Bauleitplanung - Grundstück - Baugesetzbuch - Bebauungsplan

Die Bauleitplanung

Wer ein Grundstück bebauen oder baulich nutzen will, muss wissen, ob das Baurecht dies zulässt.

Dies erfordert in der Regel eine planungsrechtliche und bauordnungsrechtliche Beurteilung, die vor Abschluss des Notarvertrages stattfinden muss.

Unerlässlich sind daher Vorgespräche des Käufers mit den zuständigen Ämtern (Liegenschaftsamt, Bauamt, Bürgermeister, untere Wasserbehörde etc.).

Maßgebend für das Baurecht in Deutschland sind das Baugesetzbuch, die Baunutzungsverordnung und die Landesbauordnungen sowie Spezialvorschriften wie beispielsweise wasserrechtliche Vorschriften.

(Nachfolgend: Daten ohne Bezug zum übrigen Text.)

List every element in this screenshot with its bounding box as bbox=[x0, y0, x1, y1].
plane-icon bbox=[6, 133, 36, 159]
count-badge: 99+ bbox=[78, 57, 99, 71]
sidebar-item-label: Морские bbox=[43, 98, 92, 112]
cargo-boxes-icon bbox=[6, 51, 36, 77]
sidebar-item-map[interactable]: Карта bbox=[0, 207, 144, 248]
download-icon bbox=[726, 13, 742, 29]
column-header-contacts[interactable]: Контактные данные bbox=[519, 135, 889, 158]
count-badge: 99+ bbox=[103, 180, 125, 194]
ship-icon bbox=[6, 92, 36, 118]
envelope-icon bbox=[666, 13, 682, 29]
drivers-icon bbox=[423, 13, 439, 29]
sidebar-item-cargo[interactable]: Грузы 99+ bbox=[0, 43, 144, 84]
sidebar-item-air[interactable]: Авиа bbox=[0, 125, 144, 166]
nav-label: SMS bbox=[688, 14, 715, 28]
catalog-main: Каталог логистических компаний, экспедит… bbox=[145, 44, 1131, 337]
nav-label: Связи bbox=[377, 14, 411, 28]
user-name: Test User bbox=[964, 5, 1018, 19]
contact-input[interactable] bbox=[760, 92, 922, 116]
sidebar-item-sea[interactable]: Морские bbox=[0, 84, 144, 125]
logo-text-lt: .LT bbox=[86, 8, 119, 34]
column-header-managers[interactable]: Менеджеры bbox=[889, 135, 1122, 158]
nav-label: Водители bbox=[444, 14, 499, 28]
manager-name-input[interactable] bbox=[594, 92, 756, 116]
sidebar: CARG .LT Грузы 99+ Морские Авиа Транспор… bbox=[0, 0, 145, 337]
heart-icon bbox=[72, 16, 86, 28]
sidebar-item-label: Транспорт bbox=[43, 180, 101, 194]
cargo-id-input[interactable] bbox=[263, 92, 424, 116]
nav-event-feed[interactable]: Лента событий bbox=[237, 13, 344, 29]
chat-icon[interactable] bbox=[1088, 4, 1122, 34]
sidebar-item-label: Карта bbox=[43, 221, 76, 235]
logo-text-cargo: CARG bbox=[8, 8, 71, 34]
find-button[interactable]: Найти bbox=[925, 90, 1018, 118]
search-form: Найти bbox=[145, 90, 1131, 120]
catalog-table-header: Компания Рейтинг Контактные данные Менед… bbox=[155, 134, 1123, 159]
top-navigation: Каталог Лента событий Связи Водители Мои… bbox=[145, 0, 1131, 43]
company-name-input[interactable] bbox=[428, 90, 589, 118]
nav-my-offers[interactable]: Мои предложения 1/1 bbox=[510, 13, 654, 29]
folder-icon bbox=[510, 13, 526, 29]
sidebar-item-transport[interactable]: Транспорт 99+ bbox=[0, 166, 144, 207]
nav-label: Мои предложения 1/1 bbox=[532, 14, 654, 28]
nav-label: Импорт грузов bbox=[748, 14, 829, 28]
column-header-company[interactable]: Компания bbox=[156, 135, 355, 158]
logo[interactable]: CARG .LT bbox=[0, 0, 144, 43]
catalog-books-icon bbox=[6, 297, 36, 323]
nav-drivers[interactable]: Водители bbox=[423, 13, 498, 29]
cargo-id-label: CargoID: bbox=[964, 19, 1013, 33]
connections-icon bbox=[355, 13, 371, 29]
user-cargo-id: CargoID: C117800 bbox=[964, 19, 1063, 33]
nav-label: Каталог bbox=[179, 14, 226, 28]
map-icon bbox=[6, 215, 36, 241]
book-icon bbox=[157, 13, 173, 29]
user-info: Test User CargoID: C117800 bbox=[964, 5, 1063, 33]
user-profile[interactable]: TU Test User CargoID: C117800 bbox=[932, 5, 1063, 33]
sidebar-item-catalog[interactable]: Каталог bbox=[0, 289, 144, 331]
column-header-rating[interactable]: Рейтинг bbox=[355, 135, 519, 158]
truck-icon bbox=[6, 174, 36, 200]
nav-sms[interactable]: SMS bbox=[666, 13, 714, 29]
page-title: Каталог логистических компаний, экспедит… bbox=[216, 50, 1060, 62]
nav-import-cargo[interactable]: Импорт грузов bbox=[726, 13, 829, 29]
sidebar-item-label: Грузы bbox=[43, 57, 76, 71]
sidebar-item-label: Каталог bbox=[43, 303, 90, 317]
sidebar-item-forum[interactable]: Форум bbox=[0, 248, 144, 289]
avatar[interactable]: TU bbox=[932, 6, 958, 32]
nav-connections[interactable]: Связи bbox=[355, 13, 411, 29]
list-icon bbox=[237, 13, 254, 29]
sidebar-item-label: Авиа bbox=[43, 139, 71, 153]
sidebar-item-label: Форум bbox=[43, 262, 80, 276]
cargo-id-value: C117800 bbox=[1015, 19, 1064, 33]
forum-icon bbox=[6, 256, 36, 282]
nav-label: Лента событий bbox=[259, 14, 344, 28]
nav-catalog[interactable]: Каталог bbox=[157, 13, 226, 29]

Liegt das Grundstück im Geltungsbereich eines qualifizierten Bebauungsplanes, der allein oder gemeinsam mit sonstigen baurechtlichen Vorschriften etwa landschaftspflegerischen Vorgaben mindestens Festsetzungen über die Art und das Maß der baulichen Nutzung, die überbaubare Grundstücksfläche und die örtlichen Verkehrsflächen enthält, so ist ein Bauvorhaben zulässig, wenn es diesen Festsetzungen nicht widerspricht und die Erschließung gesichert ist.